Exhibit A is a vacuum tube.  This particular one I believe is from an old television set.  Until 1947, this was the electronic basis for mass communication.  They were the heart of radios, televisions, and the first electronic computers.  Generally, the ENIAC is thought of as the first of these electronic computers.  At 8 1/3 feet by 3 feet by 80 feet, this giant computer held 17,468 vacuum tubes.

Within a year, the vacuum tube is made obsolete with Exhibit B.  Exhibit B is a basic transistor.  For a fraction of the size, materials, and cost it takes over all the functionality of the previous vacuum tube.  With as small as Exhibit B is, what you see in the diagram is mostly just plastic.  The microscopic core at the components center is where the actual transistor sits.  And as the years progress and manufacturing techniques improve, transistors continue to get smaller and smaller at a consistent rate.  They quickly became small enough that we could fit the equivalent of the ENIAC on a single microchip.

By 1965, Gordon E. Moore, co-founder of Intel, had taken noticed of how quickly transistors were shrinking.  He postulated that the transistor will continue to shrink so predictably that quantity of transistors on a processor will double every two years.  So far he has be complete correct.  Exhibit C shows the original Intel Pentium processor that was released in 1993.  At this point we have 3.1 Million transistors.  Despite the appearances, these 3.1 million transistors is not spread out over the entire 2 inch ceramic plate that is shown.  If we were to look at the inside of the processor, the 3.1 million transistors have been fit on a flat piece of silicon, no larger than a dime.

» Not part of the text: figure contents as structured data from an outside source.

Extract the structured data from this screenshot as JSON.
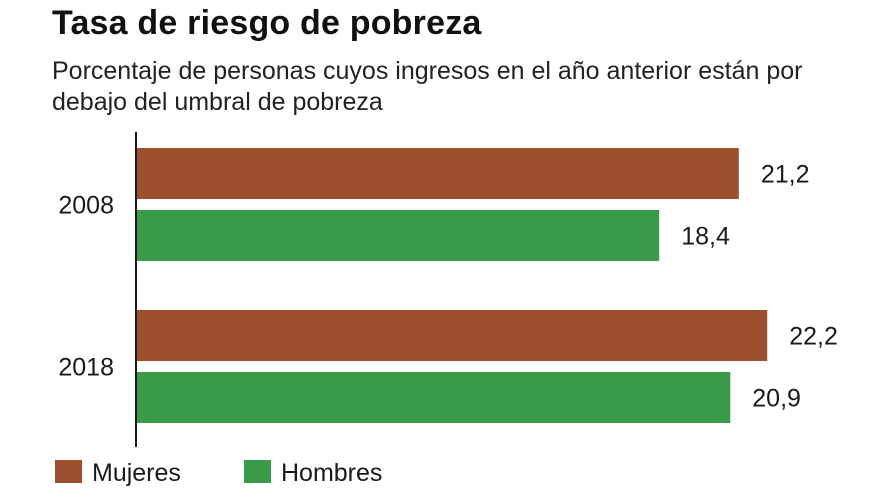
{
  "chart_data": {
    "type": "bar",
    "orientation": "horizontal",
    "title": "Tasa de riesgo de pobreza",
    "subtitle": "Porcentaje de personas cuyos ingresos en el año anterior están por debajo del umbral de pobreza",
    "categories": [
      "2008",
      "2018"
    ],
    "series": [
      {
        "name": "Mujeres",
        "color": "#9e4f2f",
        "values": [
          21.2,
          22.2
        ],
        "labels": [
          "21,2",
          "22,2"
        ]
      },
      {
        "name": "Hombres",
        "color": "#3a9a4a",
        "values": [
          18.4,
          20.9
        ],
        "labels": [
          "18,4",
          "20,9"
        ]
      }
    ],
    "xlim": [
      0,
      23
    ],
    "grid": false,
    "legend_position": "bottom-left"
  }
}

Now 15 years after the release of the Pentium, Moore’s law is still valid with no sign of slowing down.  Today’s microprocessors have as many transistors as there are people on this planet.  So to truly appreciate the wonderful machine sitting on your desk allowing you to read this article, I ask you to take a moment to try to imagine it in proper context.  Picture your computer with vacuum tubes instead of transistors.  The equivalent machine would be a metal box sizing nearly 8.4 square miles in size.